I love - this is perhaps obvious by now - a long sentence, with lots of descriptors and modifiers and additional clarifying or complicating phrases. But I was reminded recently of the power of a really great declarative sentence.
Sommer Browning’s knockout poem, Great Things from the Department of Transportation, operates largely through declarative sentences, many of them with the same grammatical subject and straightforward structure:
My mother desires to track my location on her phone.
My mother announces that she's "latex intolerant."
My mother is horrified that the children’s cartoon character Caillou is bald.
I hope you’ll read more. I find these declarations hypnotic, and they reminded me of a moment from Annie Dillards’s The Writing Life:
A well-known writer got collared by a university student who asked, “Do you think I could be a writer?”

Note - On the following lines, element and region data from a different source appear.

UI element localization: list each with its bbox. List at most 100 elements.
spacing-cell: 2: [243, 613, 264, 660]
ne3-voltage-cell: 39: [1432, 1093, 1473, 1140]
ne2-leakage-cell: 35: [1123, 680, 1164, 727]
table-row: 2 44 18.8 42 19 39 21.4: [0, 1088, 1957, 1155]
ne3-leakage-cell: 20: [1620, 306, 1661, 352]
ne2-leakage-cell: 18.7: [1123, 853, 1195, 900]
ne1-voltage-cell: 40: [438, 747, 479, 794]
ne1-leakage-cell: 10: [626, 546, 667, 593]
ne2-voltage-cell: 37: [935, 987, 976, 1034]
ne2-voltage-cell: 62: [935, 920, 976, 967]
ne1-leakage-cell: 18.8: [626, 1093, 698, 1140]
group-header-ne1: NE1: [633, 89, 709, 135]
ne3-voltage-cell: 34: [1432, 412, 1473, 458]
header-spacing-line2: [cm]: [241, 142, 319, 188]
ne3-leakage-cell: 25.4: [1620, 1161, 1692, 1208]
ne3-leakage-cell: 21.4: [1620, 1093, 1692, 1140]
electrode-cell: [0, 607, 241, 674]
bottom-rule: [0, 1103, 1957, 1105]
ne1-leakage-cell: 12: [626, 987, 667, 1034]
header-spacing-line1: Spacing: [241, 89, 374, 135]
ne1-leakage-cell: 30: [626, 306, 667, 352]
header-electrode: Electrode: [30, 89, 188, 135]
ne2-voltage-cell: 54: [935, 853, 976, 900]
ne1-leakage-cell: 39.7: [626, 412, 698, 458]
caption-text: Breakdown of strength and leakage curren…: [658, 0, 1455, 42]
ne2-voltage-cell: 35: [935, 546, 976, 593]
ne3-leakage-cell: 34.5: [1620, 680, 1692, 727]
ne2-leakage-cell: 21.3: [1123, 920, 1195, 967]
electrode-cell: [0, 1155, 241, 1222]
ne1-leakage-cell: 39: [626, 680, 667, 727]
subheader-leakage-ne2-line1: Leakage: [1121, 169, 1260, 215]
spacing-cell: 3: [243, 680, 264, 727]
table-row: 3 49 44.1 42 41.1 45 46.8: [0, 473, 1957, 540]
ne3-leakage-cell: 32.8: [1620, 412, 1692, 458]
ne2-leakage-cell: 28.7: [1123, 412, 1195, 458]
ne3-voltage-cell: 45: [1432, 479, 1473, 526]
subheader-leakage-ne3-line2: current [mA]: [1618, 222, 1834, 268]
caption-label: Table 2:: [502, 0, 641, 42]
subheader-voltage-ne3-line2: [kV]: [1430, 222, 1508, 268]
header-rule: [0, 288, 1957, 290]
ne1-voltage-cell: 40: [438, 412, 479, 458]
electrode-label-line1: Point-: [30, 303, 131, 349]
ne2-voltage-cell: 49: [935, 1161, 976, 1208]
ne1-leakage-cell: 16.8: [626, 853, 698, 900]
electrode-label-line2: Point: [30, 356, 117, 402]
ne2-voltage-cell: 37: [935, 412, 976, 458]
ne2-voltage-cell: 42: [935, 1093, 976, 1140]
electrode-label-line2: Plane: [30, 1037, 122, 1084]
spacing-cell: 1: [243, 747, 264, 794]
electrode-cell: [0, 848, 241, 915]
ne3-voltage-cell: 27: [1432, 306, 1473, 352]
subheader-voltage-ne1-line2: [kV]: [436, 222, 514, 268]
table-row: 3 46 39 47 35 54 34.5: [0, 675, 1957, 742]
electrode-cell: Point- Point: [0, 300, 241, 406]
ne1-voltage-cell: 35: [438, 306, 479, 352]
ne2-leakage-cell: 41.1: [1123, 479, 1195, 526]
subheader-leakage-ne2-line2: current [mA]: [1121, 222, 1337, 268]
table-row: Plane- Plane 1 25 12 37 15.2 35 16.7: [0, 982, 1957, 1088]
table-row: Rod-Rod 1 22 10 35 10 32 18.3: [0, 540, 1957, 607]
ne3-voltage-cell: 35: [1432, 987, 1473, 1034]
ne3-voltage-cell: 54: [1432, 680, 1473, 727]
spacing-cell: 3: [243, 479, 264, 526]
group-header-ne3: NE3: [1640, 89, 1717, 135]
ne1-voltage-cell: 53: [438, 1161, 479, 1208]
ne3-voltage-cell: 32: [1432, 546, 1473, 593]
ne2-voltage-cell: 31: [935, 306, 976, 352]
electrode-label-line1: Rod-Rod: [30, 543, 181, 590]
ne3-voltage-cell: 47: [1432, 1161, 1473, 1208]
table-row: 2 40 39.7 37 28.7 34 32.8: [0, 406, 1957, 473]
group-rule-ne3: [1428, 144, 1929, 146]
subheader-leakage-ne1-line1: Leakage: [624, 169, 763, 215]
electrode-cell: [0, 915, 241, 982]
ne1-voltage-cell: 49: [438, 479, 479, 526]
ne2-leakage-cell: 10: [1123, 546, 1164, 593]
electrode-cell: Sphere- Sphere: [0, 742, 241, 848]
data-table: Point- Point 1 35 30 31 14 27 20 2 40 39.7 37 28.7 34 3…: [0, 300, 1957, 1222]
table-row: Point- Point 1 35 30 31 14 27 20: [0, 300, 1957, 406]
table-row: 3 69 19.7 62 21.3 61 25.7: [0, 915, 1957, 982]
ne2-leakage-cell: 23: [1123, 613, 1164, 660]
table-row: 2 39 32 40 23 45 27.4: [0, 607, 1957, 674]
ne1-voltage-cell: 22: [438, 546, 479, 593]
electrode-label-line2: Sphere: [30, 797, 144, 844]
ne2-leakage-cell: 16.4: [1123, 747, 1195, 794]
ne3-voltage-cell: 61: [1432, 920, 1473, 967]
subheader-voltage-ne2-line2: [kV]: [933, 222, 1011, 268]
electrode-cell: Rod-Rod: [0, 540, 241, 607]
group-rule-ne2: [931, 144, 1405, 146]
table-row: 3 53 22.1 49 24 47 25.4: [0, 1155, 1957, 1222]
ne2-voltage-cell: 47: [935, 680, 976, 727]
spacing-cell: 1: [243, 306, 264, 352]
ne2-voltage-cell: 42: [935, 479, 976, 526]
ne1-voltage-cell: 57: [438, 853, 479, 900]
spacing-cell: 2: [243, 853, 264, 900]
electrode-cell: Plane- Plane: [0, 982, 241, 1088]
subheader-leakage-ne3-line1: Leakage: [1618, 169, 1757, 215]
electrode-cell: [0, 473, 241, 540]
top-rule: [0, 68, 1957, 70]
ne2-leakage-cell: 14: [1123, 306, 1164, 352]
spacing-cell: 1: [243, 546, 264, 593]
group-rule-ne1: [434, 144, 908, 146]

“Well,’’ the writer said, “I don’t know. . . . Do you like sentences?’’
The writer could see the student’s amazement. Sentences? Do I like sentences? I am 20 years old and do I like sentences? If he had liked sentences, of course, he could begin, like a joyful painter I knew. I asked him how he came to be a painter. He said, “I liked the smell of the paint.’’
Prompt #9: Sentences & Very Local History
Select a central topic - a person or object - for your poem. If one doesn’t immediately appear to you, try finding something notable in your town. I came across this article about candies made in Philadelphia, and I've also been thinking about the dinosaurs that used to live in my part of New Jersey. (One of those dinos is pictured above, along with my goofball kids a couple years ago.)
Write your poem in the form of declarative sentences with the same subject, occasionally breaking the pattern with a more complex sentence or a quotation or a question. You could refer back to Browning’s poem for a model, or you could look at this brief and friendly explainer of different sentence types. Aim to write at least 15 sentences.
Sharing your work helps sustain momentum. I’ll leave the comments open, so you can share a poem title, a snippet of a line, or something else about your writing life.